Ahora bien, si cambiamos de hemisferio, nos adelantamos algunos años al presente y hablamos de poesía: “El oro del hombre común que, como el oro, le brinda a cada persona la sensación de lujo y nobleza. Gracias, Juan Valdez”, El ganador del premio nobel definía con estas sencillas frases como el café colombiano se equipará a un metal precioso, esta comparación se ve reflejada en el hecho de que según el informe del gerente de la Federación Nacional de Cafeteros al 88 congreso nacional de cafeteros en el 2020, el valor de la cosecha cafetera Colombiana ascendió a un histórico en 20 años: 8.7 billones de pesos, con diferencial de precio por calidad de grano de 44.1 centavos de dólar por libra y un máximo histórico de $1.325.000 pesos pagados por carga de 125 kilogramos de café, cifras suficientes para darle un respiro a la economía del caficultor y llevar bienestar a sus hogares, ¿o no?.

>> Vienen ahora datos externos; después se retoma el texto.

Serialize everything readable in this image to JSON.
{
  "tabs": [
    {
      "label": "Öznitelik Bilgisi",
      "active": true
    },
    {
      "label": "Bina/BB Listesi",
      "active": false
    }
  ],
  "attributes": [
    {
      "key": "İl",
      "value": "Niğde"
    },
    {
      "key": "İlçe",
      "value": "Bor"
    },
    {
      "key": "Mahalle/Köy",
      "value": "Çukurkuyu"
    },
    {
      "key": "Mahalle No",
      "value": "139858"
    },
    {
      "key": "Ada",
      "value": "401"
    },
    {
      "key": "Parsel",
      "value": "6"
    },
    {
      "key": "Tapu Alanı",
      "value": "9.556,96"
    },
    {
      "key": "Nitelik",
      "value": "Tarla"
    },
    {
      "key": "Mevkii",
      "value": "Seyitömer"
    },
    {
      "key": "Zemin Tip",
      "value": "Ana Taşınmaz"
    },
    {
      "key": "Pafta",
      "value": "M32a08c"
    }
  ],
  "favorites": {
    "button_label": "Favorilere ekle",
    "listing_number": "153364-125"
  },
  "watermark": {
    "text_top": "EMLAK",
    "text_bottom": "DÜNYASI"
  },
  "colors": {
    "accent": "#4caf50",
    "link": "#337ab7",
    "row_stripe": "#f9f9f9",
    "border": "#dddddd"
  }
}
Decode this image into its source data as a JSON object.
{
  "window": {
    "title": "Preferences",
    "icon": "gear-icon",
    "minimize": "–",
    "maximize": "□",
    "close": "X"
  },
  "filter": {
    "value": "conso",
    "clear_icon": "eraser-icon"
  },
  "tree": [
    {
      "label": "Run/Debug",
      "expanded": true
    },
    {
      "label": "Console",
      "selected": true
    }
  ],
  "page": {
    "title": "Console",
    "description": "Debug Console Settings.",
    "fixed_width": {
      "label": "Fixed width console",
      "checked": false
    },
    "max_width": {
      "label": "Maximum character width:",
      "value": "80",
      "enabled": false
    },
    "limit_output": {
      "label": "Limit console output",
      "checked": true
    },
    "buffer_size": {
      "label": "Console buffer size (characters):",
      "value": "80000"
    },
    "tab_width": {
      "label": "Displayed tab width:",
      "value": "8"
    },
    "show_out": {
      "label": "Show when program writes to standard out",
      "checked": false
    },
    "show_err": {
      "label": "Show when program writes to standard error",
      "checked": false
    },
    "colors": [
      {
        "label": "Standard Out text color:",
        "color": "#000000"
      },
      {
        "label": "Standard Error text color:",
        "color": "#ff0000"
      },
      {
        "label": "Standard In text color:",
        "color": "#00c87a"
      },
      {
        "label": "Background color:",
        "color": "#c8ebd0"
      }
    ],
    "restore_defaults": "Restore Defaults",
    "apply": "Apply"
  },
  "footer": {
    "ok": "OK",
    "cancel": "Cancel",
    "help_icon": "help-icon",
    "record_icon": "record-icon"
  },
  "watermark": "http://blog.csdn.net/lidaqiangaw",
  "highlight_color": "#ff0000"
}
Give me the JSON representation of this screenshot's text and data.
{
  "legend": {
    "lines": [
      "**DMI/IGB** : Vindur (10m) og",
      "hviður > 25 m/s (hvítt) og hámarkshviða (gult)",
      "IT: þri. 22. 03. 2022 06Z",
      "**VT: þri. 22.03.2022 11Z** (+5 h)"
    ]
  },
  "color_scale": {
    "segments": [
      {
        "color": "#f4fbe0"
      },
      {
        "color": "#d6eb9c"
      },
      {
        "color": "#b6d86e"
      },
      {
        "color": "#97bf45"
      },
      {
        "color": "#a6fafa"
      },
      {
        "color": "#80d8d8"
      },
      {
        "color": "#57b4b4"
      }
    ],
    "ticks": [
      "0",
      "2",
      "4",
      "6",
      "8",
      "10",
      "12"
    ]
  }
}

Artusi, en su libro titulado “café” rememoraba un cronista del siglo XX quien como vaticinando el destino colombiano mencionaba: “muchos de los países en los que se cultiva el café eran aquellos en los que siempre se está tramando alguna revolución”, llegamos al centenario, esperamos la revolución, bien dice el popular refrán, no hay mal que dure cien años ni cuerpo que lo resista.

1 Comment

  • Juan De La Rosa.

    8 diciembre, 2020 5:04 pm

    Buen artículo.

    El café, como medio por el cual se sustenta una forma de vida, representa, para cada uno de los que la eligen, una cultura guerrera colmada de luchas y vivencias. En una taza de café no solamente se encuentra los derivados propios de un proceso productivo, sino parte del alma y la vida de todos aquellos que intervinieron en su creación, y principalmente, de aquellos que con mucho esfuerzo luchan todos los días por sembrar, cultivar y ciudar tan preciado fruto.

    Al beber una taza con café, le das sentido y victoria a la vida de aquellos campesinos que dejaron un poco de si mismos, prácticamente, en tus manos.